Hazelnuts
About Hazelnuts
Hazelnuts, kernel only. The shelled kernel of the hazel (Corylus avellana), known as cobnut when grown commercially in the UK. Eaten plain, in baking, in chocolate confectionery and as the basis of hazelnut spreads.
Per 100g, hazelnuts are a strong source of:
- Vitamin E: one of the most concentrated food sources.
- Manganese, copper and magnesium.
- Biotin (B7) and folate (B9).
Hazelnuts are calorie-dense (around 650 kcal per 100g) and high in unsaturated fat (mostly monounsaturated, similar to olive oil).

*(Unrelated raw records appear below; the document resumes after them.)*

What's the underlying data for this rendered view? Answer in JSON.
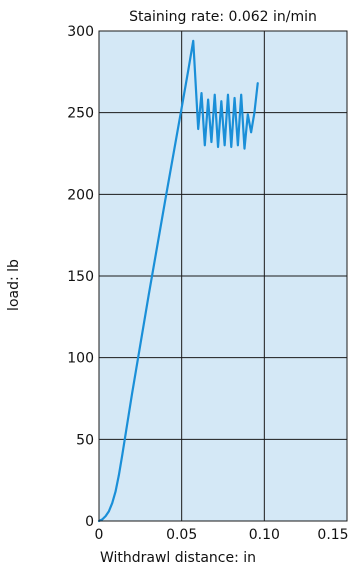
{
  "chart_data": {
    "type": "line",
    "title": "Staining rate: 0.062 in/min",
    "xlabel": "Withdrawl distance: in",
    "ylabel": "load: lb",
    "xlim": [
      0,
      0.15
    ],
    "ylim": [
      0,
      300
    ],
    "xticks": [
      0,
      0.05,
      0.1,
      0.15
    ],
    "xtick_labels": [
      "0",
      "0.05",
      "0.10",
      "0.15"
    ],
    "yticks": [
      0,
      50,
      100,
      150,
      200,
      250,
      300
    ],
    "ytick_labels": [
      "0",
      "50",
      "100",
      "150",
      "200",
      "250",
      "300"
    ],
    "grid": true,
    "legend": "none",
    "colors": {
      "plot_bg": "#d4e8f6",
      "line": "#1a8fd8",
      "grid": "#1a1a1a"
    },
    "series": [
      {
        "x": [
          0,
          0.002,
          0.004,
          0.006,
          0.008,
          0.01,
          0.012,
          0.014,
          0.02,
          0.03,
          0.04,
          0.05,
          0.054,
          0.057,
          0.06,
          0.062,
          0.064,
          0.066,
          0.068,
          0.07,
          0.072,
          0.074,
          0.076,
          0.078,
          0.08,
          0.082,
          0.084,
          0.086,
          0.088,
          0.09,
          0.092,
          0.094,
          0.096
        ],
        "y": [
          0,
          1,
          3,
          6,
          11,
          18,
          28,
          40,
          78,
          138,
          196,
          253,
          276,
          294,
          240,
          262,
          230,
          258,
          232,
          261,
          229,
          257,
          230,
          261,
          229,
          259,
          230,
          261,
          228,
          249,
          238,
          250,
          268
        ]
      }
    ]
  }
}
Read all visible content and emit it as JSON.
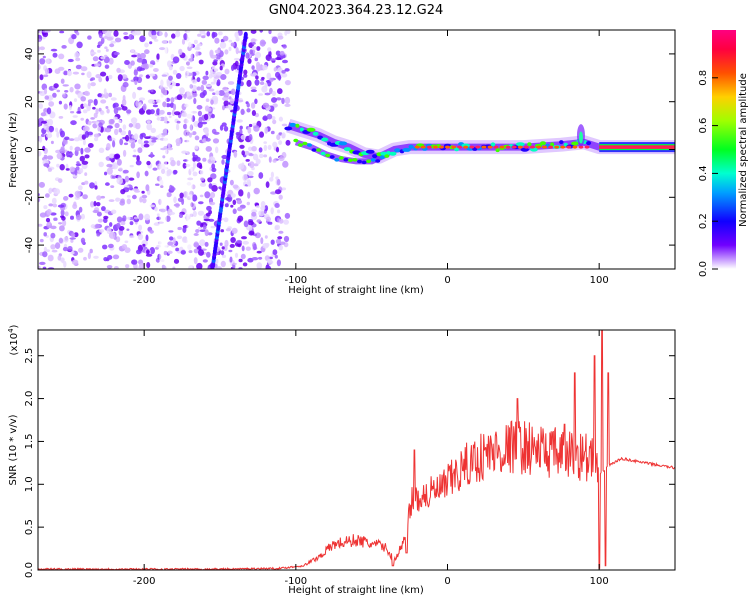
{
  "title": "GN04.2023.364.23.12.G24",
  "chart_data": [
    {
      "type": "heatmap",
      "xlabel": "Height of straight line (km)",
      "ylabel": "Frequency (Hz)",
      "xlim": [
        -270,
        150
      ],
      "ylim": [
        -50,
        50
      ],
      "xticks": [
        -200,
        -100,
        0,
        100
      ],
      "xtick_labels": [
        "-200",
        "-100",
        "0",
        "100"
      ],
      "yticks": [
        -40,
        -20,
        0,
        20,
        40
      ],
      "ytick_labels": [
        "-40",
        "-20",
        "0",
        "20",
        "40"
      ],
      "colorbar": {
        "label": "Normalized spectral amplitude",
        "range": [
          0,
          1
        ],
        "ticks": [
          0.0,
          0.2,
          0.4,
          0.6,
          0.8
        ],
        "tick_labels": [
          "0.0",
          "0.2",
          "0.4",
          "0.6",
          "0.8"
        ]
      },
      "features": {
        "noise_region_x": [
          -270,
          -105
        ],
        "diagonal_track": {
          "x_start": -155,
          "y_start": -50,
          "x_end": -133,
          "y_end": 48
        },
        "signal_trace": [
          [
            -105,
            10
          ],
          [
            -95,
            8
          ],
          [
            -85,
            6
          ],
          [
            -75,
            3
          ],
          [
            -65,
            1
          ],
          [
            -55,
            -2
          ],
          [
            -45,
            -3
          ],
          [
            -35,
            0
          ],
          [
            -25,
            1
          ],
          [
            -15,
            1
          ],
          [
            0,
            1
          ],
          [
            25,
            1
          ],
          [
            50,
            1
          ],
          [
            75,
            2
          ],
          [
            90,
            3
          ],
          [
            100,
            1
          ],
          [
            150,
            1
          ]
        ],
        "secondary_trace": [
          [
            -100,
            3
          ],
          [
            -90,
            1
          ],
          [
            -80,
            -2
          ],
          [
            -70,
            -4
          ],
          [
            -60,
            -5
          ],
          [
            -50,
            -5
          ],
          [
            -40,
            -2
          ]
        ],
        "spike_x": 88
      }
    },
    {
      "type": "line",
      "xlabel": "Height of straight line (km)",
      "ylabel": "SNR (10 * v/v)",
      "y_multiplier": "(x10",
      "y_multiplier_exp": "4",
      "y_multiplier_close": ")",
      "xlim": [
        -270,
        150
      ],
      "ylim": [
        0,
        2.8
      ],
      "xticks": [
        -200,
        -100,
        0,
        100
      ],
      "xtick_labels": [
        "-200",
        "-100",
        "0",
        "100"
      ],
      "yticks": [
        0.0,
        0.5,
        1.0,
        1.5,
        2.0,
        2.5
      ],
      "ytick_labels": [
        "0.0",
        "0.5",
        "1.0",
        "1.5",
        "2.0",
        "2.5"
      ],
      "color": "#ee3333",
      "envelope": [
        [
          -270,
          0.01
        ],
        [
          -200,
          0.01
        ],
        [
          -150,
          0.01
        ],
        [
          -110,
          0.02
        ],
        [
          -95,
          0.05
        ],
        [
          -85,
          0.15
        ],
        [
          -75,
          0.3
        ],
        [
          -60,
          0.35
        ],
        [
          -50,
          0.3
        ],
        [
          -42,
          0.28
        ],
        [
          -35,
          0.12
        ],
        [
          -28,
          0.35
        ],
        [
          -24,
          0.8
        ],
        [
          -18,
          0.85
        ],
        [
          -10,
          0.9
        ],
        [
          -3,
          0.95
        ],
        [
          5,
          1.1
        ],
        [
          15,
          1.25
        ],
        [
          25,
          1.35
        ],
        [
          35,
          1.4
        ],
        [
          45,
          1.45
        ],
        [
          55,
          1.42
        ],
        [
          65,
          1.38
        ],
        [
          75,
          1.35
        ],
        [
          85,
          1.35
        ],
        [
          95,
          1.3
        ],
        [
          100,
          1.1
        ],
        [
          106,
          1.22
        ],
        [
          115,
          1.3
        ],
        [
          130,
          1.25
        ],
        [
          150,
          1.19
        ]
      ],
      "spikes": [
        [
          -36,
          0.05
        ],
        [
          -27,
          0.2
        ],
        [
          -22,
          1.4
        ],
        [
          46,
          2.0
        ],
        [
          77,
          1.7
        ],
        [
          84,
          2.3
        ],
        [
          97,
          2.5
        ],
        [
          100,
          0.02
        ],
        [
          102,
          2.8
        ],
        [
          104,
          0.05
        ],
        [
          106,
          2.3
        ]
      ]
    }
  ]
}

Micronutrients (per 100g, raw)
| Nutrient | Amount | % adult reference intake |
|---|---|---|
| Minerals | ||
| Iron | 3.2 mg | 22% |
| Calcium | 140 mg | 20% |
| Magnesium | 160 mg | 53% |
| Potassium | 730 mg | 21% |
| Sodium | 6 mg | 0% |
| Chloride | 18 mg | 1% |
| Phosphorus | 300 mg | 55% |
| Zinc | 2.1 mg | 22% |
| Copper | 1.23 mg | 103% |
| Manganese | 4.9 mg | 350% |
| Iodine | 17 ug | 12% |
| Selenium | 2 ug | 3% |
| Vitamins | ||
| Vitamin A | 0 ug | 0% |
| Vitamin C | 0 mg | 0% |
| Vitamin D | 0 ug | 0% |
| Vitamin E | 25 mg | 625% |
| Vitamin K | not measured | . |
| Vitamin B1 (thiamin) | 0.43 mg | 43% |
| Vitamin B2 (riboflavin) | 0.16 mg | 12% |
| Vitamin B3 (niacin) | 5.1 mg | 30% |
| Vitamin B5 (pantothenic acid) | 1.51 mg | 22% |
| Vitamin B6 | 0.59 mg | 42% |
| Vitamin B7 (biotin) | 76 ug | 38% |
| Vitamin B9 (folate) | 72 ug | 36% |
| Vitamin B12 | 0 ug | 0% |
Source: CoFID 2021 (McCance and Widdowson, UK), code 14-874 (matched record: "Hazelnuts, kernel only"). N = present but not quantified; Tr = trace; not measured = no value in the source.
What this food is a source of
High in by content (per 100g): Vitamin E (625%), Manganese (350%), Copper (103%), Phosphorus (55%), Magnesium (53%), Vitamin B1 (thiamin) (43%), Vitamin B6 (42%), Vitamin B7 (biotin) (38%), Vitamin B9 (folate) (36%), Vitamin B3 (niacin) (30%).
A source of by content (per 100g): Zinc (22%), Iron (22%), Vitamin B5 (pantothenic acid) (22%), Potassium (21%), Calcium (20%).
These figures are the amount in the food. How much the body absorbs can vary, see each nutrient's entry for detail.